Oyunculuğun en çekilir yanı, insanlara kendi bildiğin bir metotla bir şey anlatıyor olmak. Birilerine bir şey anlatıyorsun ama aynı zamanda da kendini oynayarak anlatıyorsun. Bu güzel bir duygu. Mesleğimi seviyorum, çok eğleniyorum yaparken. Tabii ki beğenilmek, takdir görmek de apayrı bir duygu. Tiyatro da çok başka bir heyecan. Oyunu oynadıktan sonra alkış aldığımız an işimizi iyi mi yoksa kötü mü yaptığımızı seyircinin gözünden okumak paha biçilemez. O güzel an benim için oyunculuğu en çekilir hale getiren, en mutlu eden an.

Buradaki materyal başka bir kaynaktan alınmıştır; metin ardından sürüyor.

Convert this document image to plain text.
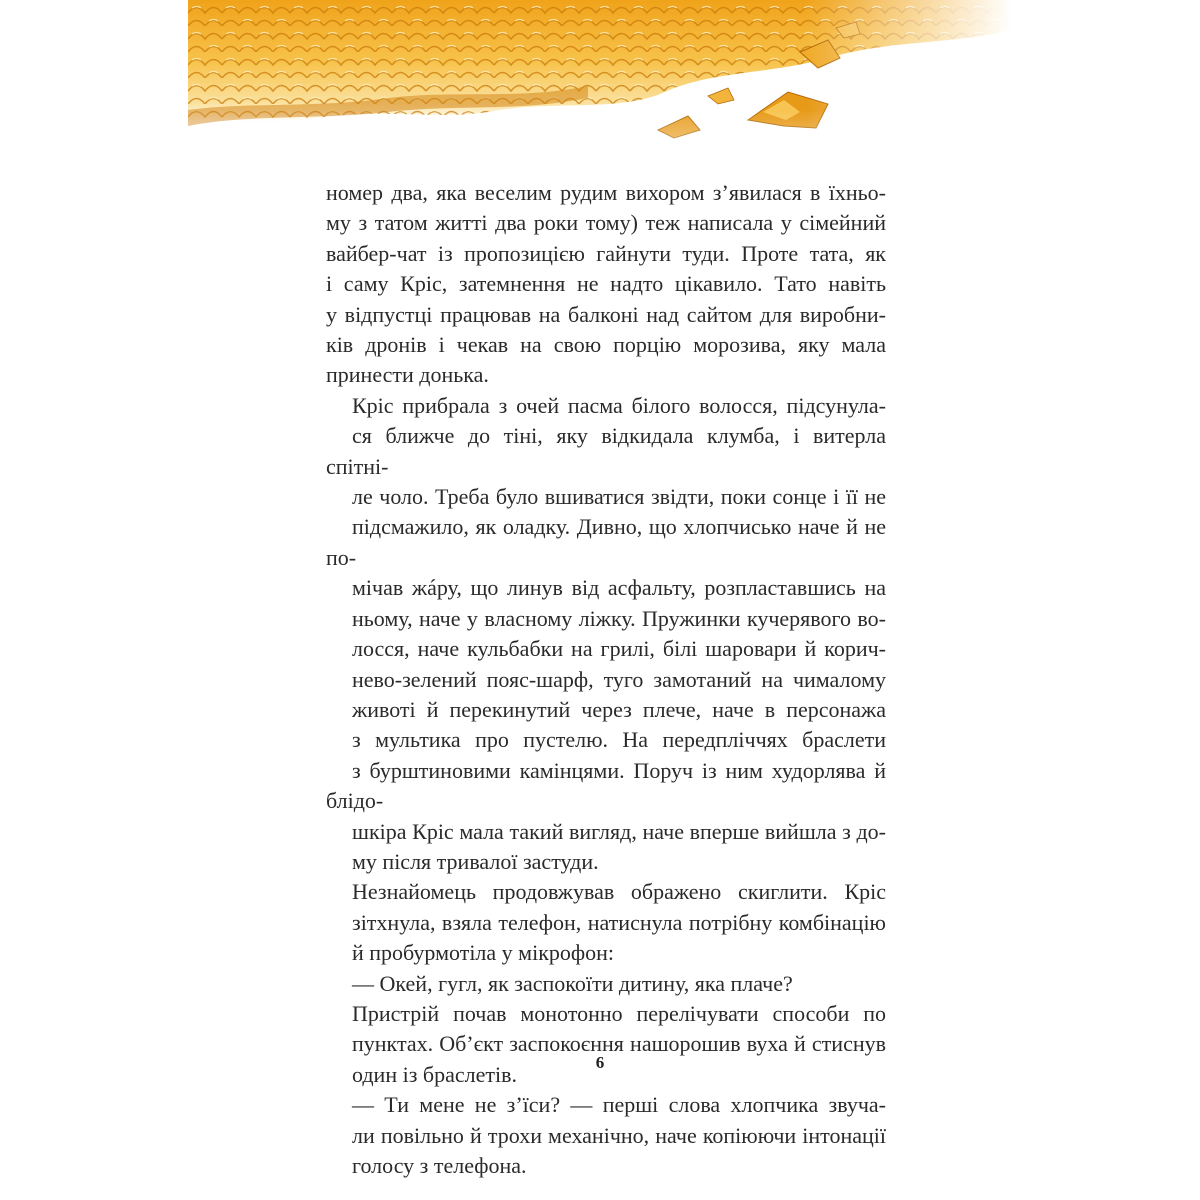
номер два, яка веселим рудим вихором з’явилася в їхньо-
му з татом житті два роки тому) теж написала у сімейний
вайбер-чат із пропозицією гайнути туди. Проте тата, як
і саму Кріс, затемнення не надто цікавило. Тато навіть
у відпустці працював на балконі над сайтом для виробни-
ків дронів і чекав на свою порцію морозива, яку мала
принести донька.

Кріс прибрала з очей пасма білого волосся, підсунула-
ся ближче до тіні, яку відкидала клумба, і витерла спітні-
ле чоло. Треба було вшиватися звідти, поки сонце і її не
підсмажило, як оладку. Дивно, що хлопчисько наче й не по-
мічав жáру, що линув від асфальту, розпластавшись на
ньому, наче у власному ліжку. Пружинки кучерявого во-
лосся, наче кульбабки на грилі, білі шаровари й корич-
нево-зелений пояс-шарф, туго замотаний на чималому
животі й перекинутий через плече, наче в персонажа
з мультика про пустелю. На передпліччях браслети
з бурштиновими камінцями. Поруч із ним худорлява й блідо-
шкіра Кріс мала такий вигляд, наче вперше вийшла з до-
му після тривалої застуди.

Незнайомець продовжував ображено скиглити. Кріс
зітхнула, взяла телефон, натиснула потрібну комбінацію
й пробурмотіла у мікрофон:

— Окей, гугл, як заспокоїти дитину, яка плаче?

Пристрій почав монотонно перелічувати способи по
пунктах. Об’єкт заспокоєння нашорошив вуха й стиснув
один із браслетів.

— Ти мене не з’їси? — перші слова хлопчика звуча-
ли повільно й трохи механічно, наче копіюючи інтонації
голосу з телефона.

6
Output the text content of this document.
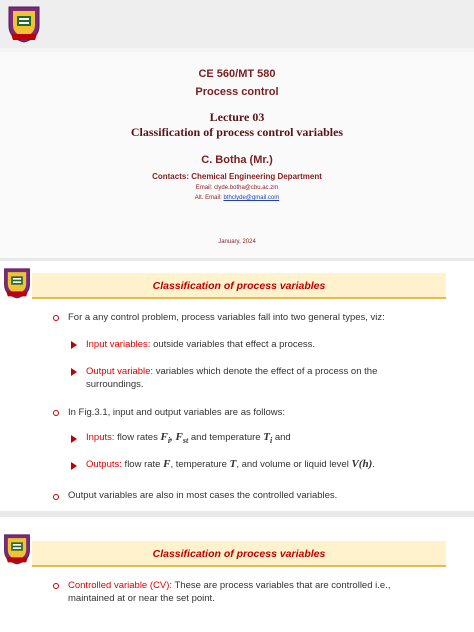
CE 560/MT 580
Process control
Lecture 03
Classification of process control variables
C. Botha (Mr.)
Contacts: Chemical Engineering Department
Email: clyde.botha@cbu.ac.zm
Alt. Email: bthclyde@gmail.com
January, 2024
Classification of process variables
For a any control problem, process variables fall into two general types, viz:
Input variables: outside variables that effect a process.
Output variable: variables which denote the effect of a process on the
surroundings.
In Fig.3.1, input and output variables are as follows:
Inputs: flow rates $F_i$, $F_{st}$ and temperature $T_i$ and
Outputs: flow rate F, temperature T, and volume or liquid level V(h).
Output variables are also in most cases the controlled variables.
Classification of process variables
Controlled variable (CV): These are process variables that are controlled i.e.,
maintained at or near the set point.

Oyunculuğun çekilmez yanı demeyeyim de onu zor kılan kısmı, insanla iş yapıyor olmak. Onun dışında mesleki olarak beklemek, işin uzunluğu, çalışma saatlerinin zorluğu gibi şeyleri de söyleyebilirim ama asıl olarak insanlarla beraber çalışmak zor. Oyunculuk için her zaman motivasyonunuzu yüksek tutmak, kibarlığınızı korumak, kimi zaman da kendinizden bir şeyler vermek de gerekiyor. Bu profesyonelliği oturtana kadar meslek sahibi olduğumu hissetmemiştim. Profesyonelliği oturtmak zor; bazen kırılıyorsunuz, bazen üzülüyorsunuz, bazen heyecanınızı yitirdiğiniz anlar oluyor. Oyunculuğun hüner kısmı bir yana ama işin çok büyük bir kısmının, belki yüzde 40’lık bölümünün bu organizasyonu yönetmek olduğunu düşünüyorum. Zaten bu organizasyonu yönetemeyip sadece hüner olarak bu işi yapıyorsa bir insan, o zaman o meslek olmuyor. Meslek olması için o yüzde 40’lık kısmı da başarmak icap ediyor. Bizim meslekte başkalarının fikirlerini dinlemek, beraber çalışmayı bilmek de önemli. Bir sahnede sadece kendi yapacağı işi okuyup ona göre, “Tamam ben şimdi böyle oynayacağım” diyerek gelen oyuncunun her zaman yanıldığını görüyorum. Çünkü öyle bir şey değil o, ortada bir metin var. O metni genel çizgisiyle, ne söylediğini keşfetmeden kendini nereye koyacağını bulamazsın. O yüzden ilk önce coğrafyasını bulup orada nasıl bir konumda olduğunu bulursa oyuncu, partneriyle de oynayabilir. Partnerinin görüşlerine de açık olabilmek şart, yoksa sadece kendi bölümümü okurum, sahnemi çekip giderimle olmuyor o işler.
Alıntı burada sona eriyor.